10.5090/kjtcs.2016.49.1.22
- Author:
Jun Woo CHO
1
;
Yun Ho JEON
;
Chi Hoon BAE
Author Information
1. Department of Cardiovascular and Thoracic Surgery, Catholic University of Daegu School of Medicine, Korea. chbae71@cu.ac.kr
- Publication Type:Original Article
- Keywords:
Carotid endarterectomy;
Transcranial Doppler ultrasonography;
Selective shunt
- MeSH:
Anesthesia, General;
Atrial Fibrillation;
Carotid Artery Diseases;
Constriction, Pathologic;
Embolism;
Endarterectomy, Carotid*;
Humans;
Hypoglossal Nerve Injuries;
Incidence;
Mortality;
Multivariate Analysis;
Neurologic Manifestations;
Postoperative Complications;
Postoperative Period;
Retrospective Studies*;
Risk Factors;
Stroke;
Ulcer;
Ultrasonography, Doppler, Transcranial;
Wounds and Injuries
- From:The Korean Journal of Thoracic and Cardiovascular Surgery
2016;49(1):22-28
- CountryRepublic of Korea
- Language:English
-
Abstract:
BACKGROUND: Carotid endarterectomy (CEA) with selective shunting is the surgical method currently used to treat patients with carotid artery disease.

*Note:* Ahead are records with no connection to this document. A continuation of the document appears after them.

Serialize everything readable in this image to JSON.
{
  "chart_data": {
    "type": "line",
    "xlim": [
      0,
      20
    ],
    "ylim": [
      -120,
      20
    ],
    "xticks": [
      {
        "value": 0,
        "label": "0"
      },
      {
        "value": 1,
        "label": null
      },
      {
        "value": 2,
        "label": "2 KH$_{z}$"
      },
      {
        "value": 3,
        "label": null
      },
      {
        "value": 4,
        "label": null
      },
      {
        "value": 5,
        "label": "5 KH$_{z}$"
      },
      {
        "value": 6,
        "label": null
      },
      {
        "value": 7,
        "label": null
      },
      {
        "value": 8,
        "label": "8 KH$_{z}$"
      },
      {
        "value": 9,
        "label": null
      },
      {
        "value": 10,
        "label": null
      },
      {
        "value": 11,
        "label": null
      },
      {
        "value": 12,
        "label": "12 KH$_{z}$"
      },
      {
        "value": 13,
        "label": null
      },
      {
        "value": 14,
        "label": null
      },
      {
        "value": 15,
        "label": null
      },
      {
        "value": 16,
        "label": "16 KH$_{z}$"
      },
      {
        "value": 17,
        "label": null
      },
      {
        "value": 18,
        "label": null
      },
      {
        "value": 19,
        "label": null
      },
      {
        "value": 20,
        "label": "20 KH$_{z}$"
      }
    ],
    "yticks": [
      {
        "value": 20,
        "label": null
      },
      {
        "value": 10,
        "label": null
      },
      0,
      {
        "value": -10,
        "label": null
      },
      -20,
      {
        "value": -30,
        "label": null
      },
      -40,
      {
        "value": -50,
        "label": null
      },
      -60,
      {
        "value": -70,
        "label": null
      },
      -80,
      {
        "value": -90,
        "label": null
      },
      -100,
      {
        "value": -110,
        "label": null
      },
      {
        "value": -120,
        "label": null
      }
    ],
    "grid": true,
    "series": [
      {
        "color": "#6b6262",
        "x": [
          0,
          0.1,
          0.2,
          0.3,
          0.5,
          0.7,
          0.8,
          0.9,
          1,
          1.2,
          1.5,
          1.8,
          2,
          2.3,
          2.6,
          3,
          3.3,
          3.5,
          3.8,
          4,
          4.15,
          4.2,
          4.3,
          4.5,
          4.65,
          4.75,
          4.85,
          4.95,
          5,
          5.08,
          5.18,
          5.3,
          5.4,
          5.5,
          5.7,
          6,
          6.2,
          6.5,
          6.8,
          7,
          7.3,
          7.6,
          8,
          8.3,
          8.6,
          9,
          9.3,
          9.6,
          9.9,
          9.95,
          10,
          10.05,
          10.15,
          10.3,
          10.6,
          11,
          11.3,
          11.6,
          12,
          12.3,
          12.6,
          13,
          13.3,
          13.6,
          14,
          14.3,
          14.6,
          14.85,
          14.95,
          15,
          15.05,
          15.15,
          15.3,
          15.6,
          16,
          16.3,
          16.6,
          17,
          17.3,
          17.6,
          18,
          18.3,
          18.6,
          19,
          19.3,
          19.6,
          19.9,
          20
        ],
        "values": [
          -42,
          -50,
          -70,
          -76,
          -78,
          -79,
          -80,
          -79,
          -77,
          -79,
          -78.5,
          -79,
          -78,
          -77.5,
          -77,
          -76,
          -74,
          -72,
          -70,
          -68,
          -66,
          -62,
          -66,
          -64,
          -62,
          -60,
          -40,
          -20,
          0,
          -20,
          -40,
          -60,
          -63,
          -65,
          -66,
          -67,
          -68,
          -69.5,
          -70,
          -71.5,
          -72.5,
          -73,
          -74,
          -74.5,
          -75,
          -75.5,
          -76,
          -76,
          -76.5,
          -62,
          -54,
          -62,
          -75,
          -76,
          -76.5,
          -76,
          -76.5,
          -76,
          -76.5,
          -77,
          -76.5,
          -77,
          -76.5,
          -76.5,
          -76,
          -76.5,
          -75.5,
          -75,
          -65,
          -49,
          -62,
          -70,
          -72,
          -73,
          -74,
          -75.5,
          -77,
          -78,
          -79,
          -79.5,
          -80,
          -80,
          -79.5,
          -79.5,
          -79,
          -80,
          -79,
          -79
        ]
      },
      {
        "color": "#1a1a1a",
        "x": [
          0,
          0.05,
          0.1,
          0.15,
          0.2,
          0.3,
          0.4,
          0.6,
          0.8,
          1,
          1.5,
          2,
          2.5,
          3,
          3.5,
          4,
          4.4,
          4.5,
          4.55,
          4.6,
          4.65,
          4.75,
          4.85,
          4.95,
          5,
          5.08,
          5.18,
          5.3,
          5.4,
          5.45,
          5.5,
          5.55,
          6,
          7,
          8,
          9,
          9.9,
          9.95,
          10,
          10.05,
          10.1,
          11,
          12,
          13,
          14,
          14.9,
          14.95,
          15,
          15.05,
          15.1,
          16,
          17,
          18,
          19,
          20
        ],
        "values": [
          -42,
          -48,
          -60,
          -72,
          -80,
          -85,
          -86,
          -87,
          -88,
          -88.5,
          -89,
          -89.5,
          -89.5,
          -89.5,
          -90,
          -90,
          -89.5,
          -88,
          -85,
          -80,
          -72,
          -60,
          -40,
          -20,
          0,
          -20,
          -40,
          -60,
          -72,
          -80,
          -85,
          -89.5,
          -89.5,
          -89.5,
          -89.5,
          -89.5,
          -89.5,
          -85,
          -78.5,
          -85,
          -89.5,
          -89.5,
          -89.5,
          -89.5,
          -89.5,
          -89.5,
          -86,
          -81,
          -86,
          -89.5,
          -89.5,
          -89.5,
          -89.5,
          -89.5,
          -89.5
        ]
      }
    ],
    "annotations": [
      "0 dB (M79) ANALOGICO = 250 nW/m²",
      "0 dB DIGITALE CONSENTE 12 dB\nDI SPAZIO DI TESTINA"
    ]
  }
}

We evaluated the incidence of major postoperative complications in patients who underwent CEA with selective shunting under transcranial Doppler (TCD) at our institution. METHODS: The records of 45 patients who underwent CEA with TCD-based selective shunting under general anesthesia from November 2009 to June 2015 were reviewed. The risk factors for postoperative complications were analyzed using univariate and multivariate analysis. RESULTS: Preoperative atrial fibrillation was observed in three patients. Plaque ulceration was detected in 10 patients (22.2%) by preoperative computed tomography imaging. High-level stenosis was observed in 16 patients (35.5%), and 18 patients had contralateral stenosis. Twenty patients (44.4%) required shunt placement due to reduced TCD flow or a poor temporal window. The 30-day mortality rate was 2.2%. No cases of major stroke were observed in the 30 days after surgery, but four cases of minor stroke were noted. Univariate analysis showed that preoperative atrial fibrillation (odds ratio [OR], 40; p=0.018) and ex-smoker status (OR, 17.5; p=0.021) were statistically significant risk factors for a minor stroke in the 30-day postoperative period. Analogously, multivariate analysis also found that atrial fibrillation (p<0.001) and ex-smoker status (p=0.002) were significant risk factors for a minor stroke in the 30-day postoperative period. No variables were identified as risk factors for 30-day major stroke or death. No wound complications were found, although one (2.2%) of the patients suffered from a hypoglossal nerve injury. CONCLUSION: TCD-based CEA is a safe and reliable method to treat patients with carotid artery disease. Preoperative atrial fibrillation and ex-smoker status were found to increase the postoperative risk of a small embolism leading to a minor neurologic deficit.